Но что меня на самом деле отличает от других, так это мое воистину поэтическое красноречие, в полной мере раскрывающееся, лишь когда на помощь голосовым интонациям приходят и глаза. Мария Тереза полагает, что мои глаза — каштанового оттенка, но все же чуть светлее, а именно ореховые. Не стану судить, так ли это, но, поскольку природе угодно было наградить меня даром гипнотического внушения, этот цвет глаз подходит мне. Обладая бархатисто-нежным, проникновенно-магическим голосом, «будто переливы темных тонов драгоценных камней» — по выражению Марии Терезы, — я как нельзя лучше подхожу для внушения.

Короче говоря, в ту пору лета года 1822-го мне было уготовано стать великим психиатром — с практикой на бульварах, дюжиной ассистентов, собственным выездом и красавицей супругой. Однако истина такова: мое столь ценимое умалишенными мягкосердечие и груз, тяжким бременем лежавший на сердце, не позволяли и думать о карьере. В свои тридцать лет я был заурядным психиатришкой, негусто зарабатывавшим, немного тратившим и занимавшимся в тот август 1822 года главным образом тем, чтобы пристроить в подходящее издательство путеводитель для гурманов.

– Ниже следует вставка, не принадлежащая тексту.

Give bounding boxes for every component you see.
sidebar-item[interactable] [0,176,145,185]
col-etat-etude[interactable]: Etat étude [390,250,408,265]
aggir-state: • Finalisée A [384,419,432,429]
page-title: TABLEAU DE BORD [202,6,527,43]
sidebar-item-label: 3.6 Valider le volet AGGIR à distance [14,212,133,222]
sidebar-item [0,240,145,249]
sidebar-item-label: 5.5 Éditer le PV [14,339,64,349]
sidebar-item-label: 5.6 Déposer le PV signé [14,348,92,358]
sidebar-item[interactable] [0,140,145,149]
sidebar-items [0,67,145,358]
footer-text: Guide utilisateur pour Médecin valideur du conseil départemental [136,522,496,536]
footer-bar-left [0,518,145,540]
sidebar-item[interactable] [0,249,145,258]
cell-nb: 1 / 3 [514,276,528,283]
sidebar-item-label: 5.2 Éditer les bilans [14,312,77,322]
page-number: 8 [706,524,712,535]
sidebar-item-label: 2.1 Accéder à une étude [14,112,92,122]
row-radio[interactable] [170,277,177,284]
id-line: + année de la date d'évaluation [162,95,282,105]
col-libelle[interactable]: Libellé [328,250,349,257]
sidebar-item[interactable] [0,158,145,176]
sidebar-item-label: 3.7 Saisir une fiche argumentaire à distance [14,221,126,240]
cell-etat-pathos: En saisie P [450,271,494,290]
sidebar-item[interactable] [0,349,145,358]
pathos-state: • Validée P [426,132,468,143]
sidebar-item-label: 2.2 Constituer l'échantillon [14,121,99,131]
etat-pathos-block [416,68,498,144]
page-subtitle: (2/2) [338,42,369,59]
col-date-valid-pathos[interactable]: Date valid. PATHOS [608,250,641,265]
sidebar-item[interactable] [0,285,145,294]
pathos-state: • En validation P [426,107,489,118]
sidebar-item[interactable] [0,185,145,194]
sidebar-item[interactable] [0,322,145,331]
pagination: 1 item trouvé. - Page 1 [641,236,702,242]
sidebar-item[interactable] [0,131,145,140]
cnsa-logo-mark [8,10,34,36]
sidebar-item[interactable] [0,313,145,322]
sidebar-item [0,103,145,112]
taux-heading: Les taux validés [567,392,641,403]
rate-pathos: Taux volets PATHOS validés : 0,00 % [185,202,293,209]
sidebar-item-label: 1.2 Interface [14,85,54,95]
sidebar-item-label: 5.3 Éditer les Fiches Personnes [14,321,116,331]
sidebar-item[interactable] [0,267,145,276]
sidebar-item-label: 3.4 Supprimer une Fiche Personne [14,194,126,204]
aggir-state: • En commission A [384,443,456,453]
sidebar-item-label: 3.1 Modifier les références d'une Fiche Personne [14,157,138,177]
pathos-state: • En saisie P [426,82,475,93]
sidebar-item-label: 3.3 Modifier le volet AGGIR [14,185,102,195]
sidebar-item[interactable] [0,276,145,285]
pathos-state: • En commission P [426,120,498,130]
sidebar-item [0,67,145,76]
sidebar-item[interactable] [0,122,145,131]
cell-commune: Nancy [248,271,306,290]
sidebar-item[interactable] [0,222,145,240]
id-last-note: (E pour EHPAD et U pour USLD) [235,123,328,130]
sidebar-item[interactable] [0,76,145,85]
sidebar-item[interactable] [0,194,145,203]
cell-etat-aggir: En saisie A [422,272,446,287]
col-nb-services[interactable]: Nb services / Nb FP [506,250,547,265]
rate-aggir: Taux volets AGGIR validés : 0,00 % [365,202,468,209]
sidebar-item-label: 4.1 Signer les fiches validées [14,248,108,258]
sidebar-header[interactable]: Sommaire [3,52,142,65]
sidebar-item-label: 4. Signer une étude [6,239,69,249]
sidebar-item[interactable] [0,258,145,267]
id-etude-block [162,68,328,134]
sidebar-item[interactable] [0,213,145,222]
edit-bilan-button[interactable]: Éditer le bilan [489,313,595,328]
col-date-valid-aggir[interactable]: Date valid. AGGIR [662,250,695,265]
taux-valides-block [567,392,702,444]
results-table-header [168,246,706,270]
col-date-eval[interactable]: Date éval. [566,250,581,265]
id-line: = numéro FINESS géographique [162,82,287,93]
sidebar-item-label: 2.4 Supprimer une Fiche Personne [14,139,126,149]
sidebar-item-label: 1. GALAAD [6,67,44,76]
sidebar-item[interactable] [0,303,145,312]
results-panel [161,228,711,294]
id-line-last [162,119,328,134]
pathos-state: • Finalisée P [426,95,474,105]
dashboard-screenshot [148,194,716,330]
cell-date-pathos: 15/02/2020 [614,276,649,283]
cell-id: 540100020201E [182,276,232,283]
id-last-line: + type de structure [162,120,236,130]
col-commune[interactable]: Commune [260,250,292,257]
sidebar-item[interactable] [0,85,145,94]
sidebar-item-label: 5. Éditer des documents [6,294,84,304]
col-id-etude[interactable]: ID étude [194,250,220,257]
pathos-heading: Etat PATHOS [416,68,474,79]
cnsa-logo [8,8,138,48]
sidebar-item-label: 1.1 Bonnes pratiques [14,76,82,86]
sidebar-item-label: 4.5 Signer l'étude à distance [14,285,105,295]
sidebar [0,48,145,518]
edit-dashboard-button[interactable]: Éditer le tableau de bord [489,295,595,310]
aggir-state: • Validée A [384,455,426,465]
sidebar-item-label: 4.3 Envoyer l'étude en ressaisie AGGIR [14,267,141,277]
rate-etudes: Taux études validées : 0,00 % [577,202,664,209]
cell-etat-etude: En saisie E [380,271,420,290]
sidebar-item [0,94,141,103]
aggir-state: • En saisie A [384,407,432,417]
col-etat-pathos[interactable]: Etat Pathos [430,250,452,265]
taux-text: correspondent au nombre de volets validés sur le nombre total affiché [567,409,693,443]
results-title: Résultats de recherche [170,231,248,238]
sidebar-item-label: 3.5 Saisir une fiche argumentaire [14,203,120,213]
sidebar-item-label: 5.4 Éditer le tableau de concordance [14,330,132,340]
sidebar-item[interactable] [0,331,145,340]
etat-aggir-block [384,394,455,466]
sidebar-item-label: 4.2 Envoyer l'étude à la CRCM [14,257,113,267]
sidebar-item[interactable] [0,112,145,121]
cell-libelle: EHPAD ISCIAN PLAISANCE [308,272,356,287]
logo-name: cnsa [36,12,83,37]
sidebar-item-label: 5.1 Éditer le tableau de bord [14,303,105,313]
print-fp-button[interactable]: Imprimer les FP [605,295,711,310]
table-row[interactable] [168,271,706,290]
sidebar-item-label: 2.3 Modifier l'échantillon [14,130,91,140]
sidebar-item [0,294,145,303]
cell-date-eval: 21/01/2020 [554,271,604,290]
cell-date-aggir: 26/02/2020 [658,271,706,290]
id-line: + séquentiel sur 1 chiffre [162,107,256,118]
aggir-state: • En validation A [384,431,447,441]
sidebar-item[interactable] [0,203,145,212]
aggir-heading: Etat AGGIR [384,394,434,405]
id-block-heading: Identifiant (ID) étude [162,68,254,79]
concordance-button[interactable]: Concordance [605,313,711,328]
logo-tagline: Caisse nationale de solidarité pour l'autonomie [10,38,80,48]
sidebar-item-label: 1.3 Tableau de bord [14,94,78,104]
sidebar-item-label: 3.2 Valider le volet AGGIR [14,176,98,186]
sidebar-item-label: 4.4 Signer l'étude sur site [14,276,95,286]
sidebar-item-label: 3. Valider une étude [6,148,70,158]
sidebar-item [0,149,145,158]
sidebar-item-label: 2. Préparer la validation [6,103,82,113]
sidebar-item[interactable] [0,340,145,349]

Естественно, иногда у меня заводились девушки, в конце концов, я был человеком, не связавшим себя узами Гименея, но оскорбительное прозвище бабника мне явно не подходило. Другие коллеги, к примеру мой шеф Роже Коллар, были в этом смысле куда неразборчивее и инициативнее. Коллар не единожды бахвалился, что, дескать, не вылезает из злачных мест, где прилюдно, не снимая цилиндра и с сигарой во рту, ублажает распоследних уродин потаскух. Нет-нет, избави меня Бог от подобных забав, они явно не в моем вкусе! Впрочем, я не противоречил Коллару, когда он однажды заявил мне: «Нам, Петрус, бордели необходимы как воздух. Ибо, с одной стороны, визиты туда служат не столько удовлетворению похоти, сколько внутреннему раскрепощению и обретению себя, и, второе, они — необходимое средство выжить в этом бедламе под названием лечебница „Милосердные братья“, иными словами, чтобы самому не угодить в умалишенные».